7. The monitoring entity uses an array of means to gather and substantiate facts, including observations, interviews, surveys, document and record reviews, video and tape recordings, reports, statistics, and performance-based outcome measures.
8. Facility and other governmental officials are authorized and required to cooperate fully and promptly with the monitoring entity.
9. To the greatest extent possible consistent with the monitoring entity’s purposes, the monitoring entity works collaboratively and constructively with administrators, legislators, and others to improve the facility’s operations and conditions.
10. The monitoring entity has the authority to conduct both scheduled and unannounced inspections of any part or all of the facility at any time. The entity must adopt procedures to ensure that unannounced inspections are conducted in a reasonable manner.

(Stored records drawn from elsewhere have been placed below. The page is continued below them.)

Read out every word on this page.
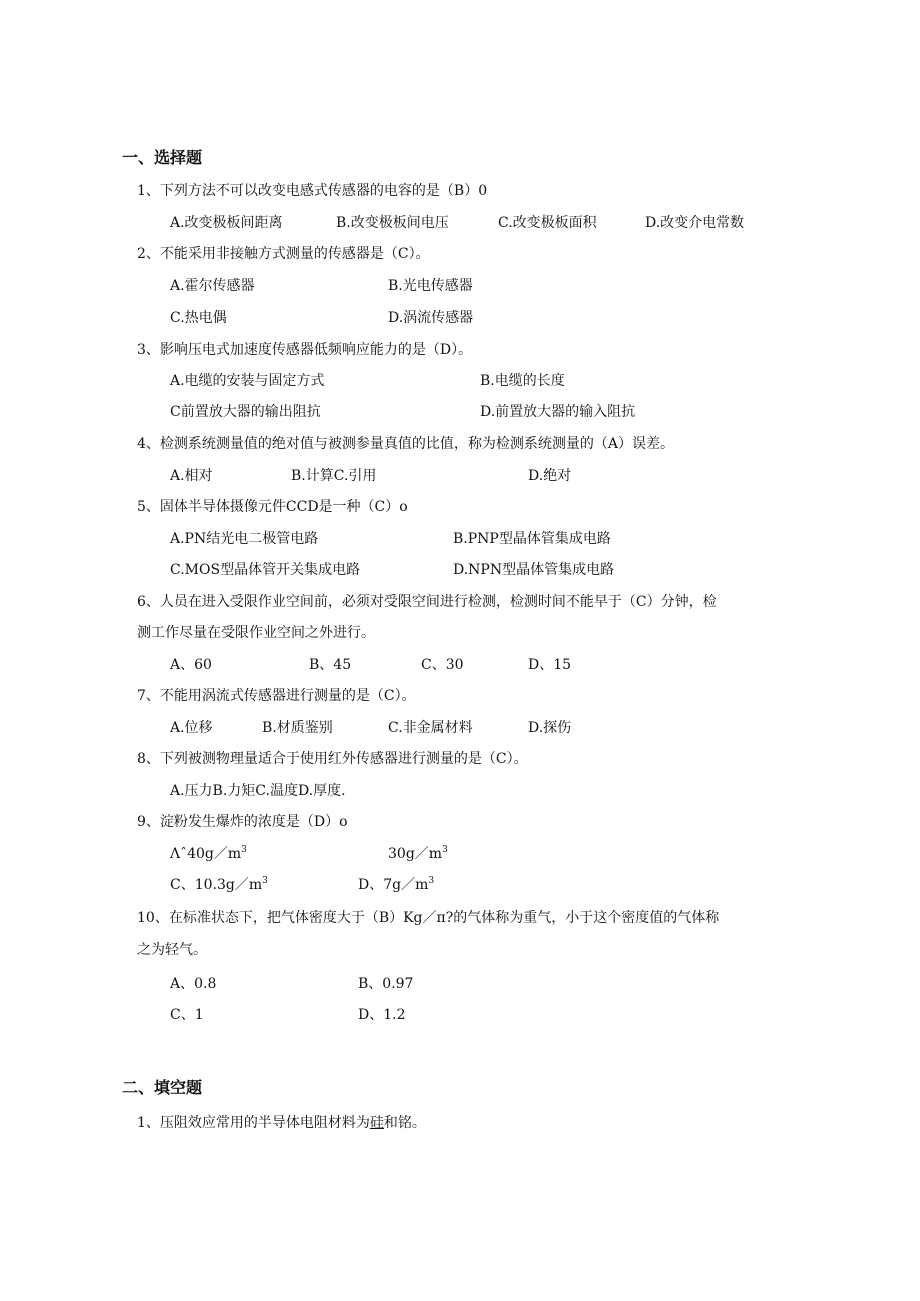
一、选择题
1、下列方法不可以改变电感式传感器的电容的是（B）0
A.改变极板间距离	B.改变极板间电压	C.改变极板面积	D.改变介电常数
2、不能采用非接触方式测量的传感器是（C）。
A.霍尔传感器	B.光电传感器
C.热电偶	D.涡流传感器
3、影响压电式加速度传感器低频响应能力的是（D）。
A.电缆的安装与固定方式	B.电缆的长度
C前置放大器的输出阻抗	D.前置放大器的输入阻抗
4、检测系统测量值的绝对值与被测参量真值的比值，称为检测系统测量的（A）误差。
A.相对	B.计算C.引用	D.绝对
5、固体半导体摄像元件CCD是一种（C）o
A.PN结光电二极管电路	B.PNP型晶体管集成电路
C.MOS型晶体管开关集成电路	D.NPN型晶体管集成电路
6、人员在进入受限作业空间前，必须对受限空间进行检测，检测时间不能早于（C）分钟，检
测工作尽量在受限作业空间之外进行。
A、60	B、45	C、30	D、15
7、不能用涡流式传感器进行测量的是（C）。
A.位移	B.材质鉴别	C.非金属材料	D.探伤
8、下列被测物理量适合于使用红外传感器进行测量的是（C）。
A.压力B.力矩C.温度D.厚度.
9、淀粉发生爆炸的浓度是（D）o
$\Lambda ˆ40g/m^3$	$30g/m^3$
C、$10.3g/m^3$	D、$7g/m^3$
10、在标准状态下，把气体密度大于（B）Kg／π?的气体称为重气，小于这个密度值的气体称
之为轻气。
A、0.8	B、0.97
C、1	D、1.2
二、填空题
1、压阻效应常用的半导体电阻材料为硅和铭。
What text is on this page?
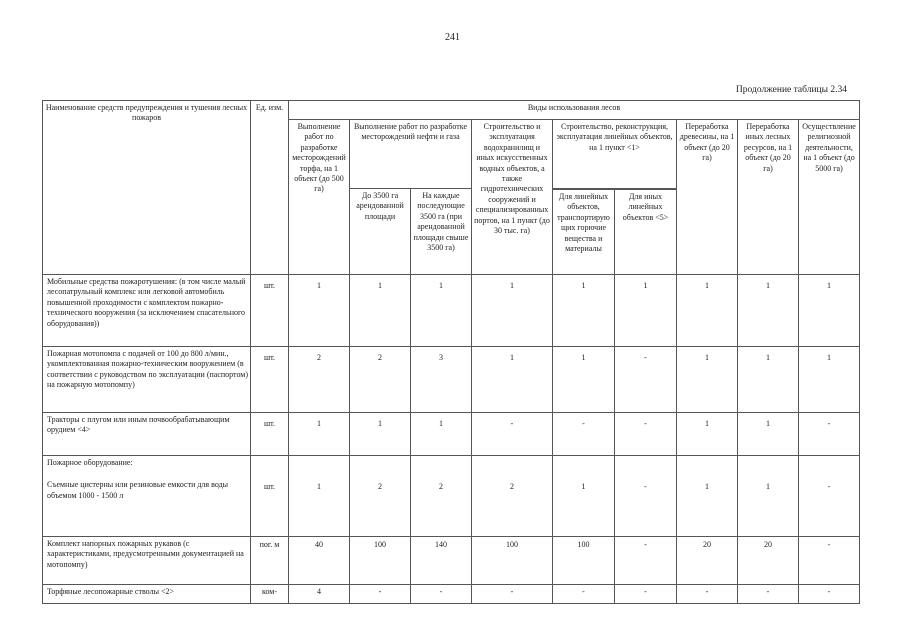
241
Продолжение таблицы 2.34
Наименование средств предупреждения и тушения лесных пожаров	Ед. изм.	Виды использования лесов								
		Выполнение работ по разработке месторождений торфа, на 1 объект (до 500 га)	Выполнение работ по разработке месторождений нефти и газа		Строительство и эксплуатация водохранилищ и иных искусственных водных объектов, а также гидротехнических сооружений и специализированных портов, на 1 пункт (до 30 тыс. га)	Строительство, реконструкция, эксплуатация линейных объектов, на 1 пункт <1>		Переработка древесины, на 1 объект (до 20 га)	Переработка иных лесных ресурсов, на 1 объект (до 20 га)	Осуществление религиозной деятельности, на 1 объект (до 5000 га)
			До 3500 га арендованной площади	На каждые последующие 3500 га (при арендованной площади свыше 3500 га)						
						Для линейных объектов, транспортирующих горючие вещества и материалы	Для иных линейных объектов <5>			
Мобильные средства пожаротушения: (в том числе малый лесопатрульный комплекс или легковой автомобиль повышенной проходимости с комплектом пожарно-технического вооружения (за исключением спасательного оборудования))	шт.	1	1	1	1	1	1	1	1	1
Пожарная мотопомпа с подачей от 100 до 800 л/мин., укомплектованная пожарно-техническим вооружением (в соответствии с руководством по эксплуатации (паспортом) на пожарную мотопомпу)	шт.	2	2	3	1	1	-	1	1	1
Тракторы с плугом или иным почвообрабатывающим орудием <4>	шт.	1	1	1	-	-	-	1	1	-
Пожарное оборудование:
Съемные цистерны или резиновые емкости для воды объемом 1000 - 1500 л	шт.	1	2	2	2	1	-	1	1	-
Комплект напорных пожарных рукавов (с характеристиками, предусмотренными документацией на мотопомпу)	пог. м	40	100	140	100	100	-	20	20	-
Торфяные лесопожарные стволы <2>	ком-	4	-	-	-	-	-	-	-	-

11. The monitoring entity has the authority to obtain and inspect any and all records, including inmate and personnel records, bearing on the facility’s operations or conditions.
12. The monitoring entity has the authority to conduct confidential interviews with any person, including line staff and inmates, concerning the facility’s operations and conditions; to hold public hearings; to subpoena witnesses and documents; and to require that witnesses testify under oath.
13. Procedures are in place to enable facility administrators, line staff, inmates, and others to transmit information confidentially to the monitoring entity about the facility’s operations and conditions.
14. Adequate safeguards are in place to protect individuals who transmit information to the monitoring entity from retaliation and threats of retaliation.
15. Facility administrators are provided the opportunity to review monitoring reports and provide feedback about them to the monitoring entity before their dissemination to the public, but the release of the reports is not subject to approval from outside the monitoring entity.
16. Monitoring reports apply legal requirements, best correctional practices, and other criteria to objectively and accurately review and assess a facility’s policies, procedures, programs, and practices; identify systemic problems and the reasons for them; and proffer
possible solutions to those problems.
17. Subject to reasonable privacy and security requirements as determined by the monitoring entity, the monitoring entity’s reports are public, accessible through the Internet, and distributed to the media, the jurisdiction’s legislative body, and its top elected official.
18. Facility administrators are required to respond publicly to monitoring reports; to develop and implement in a timely fashion action plans to rectify problems identified in those reports; and to inform the public semi-annually of their progress in implementing
these action plans. The jurisdiction vests an administrative entity with the authority to redress noncompliance with these requirements.
19. The monitoring entity continues to assess and report on previously identified problems and the progress made in resolving them until the problems are resolved.
20. The jurisdiction adopts safeguards to ensure that the monitoring entity is meeting its designated purposes, including a requirement that it publish an annual report of its findings and activities that is public, accessible through the Internet, and distributed to the media, the jurisdiction’s legislative body, and its top elected official.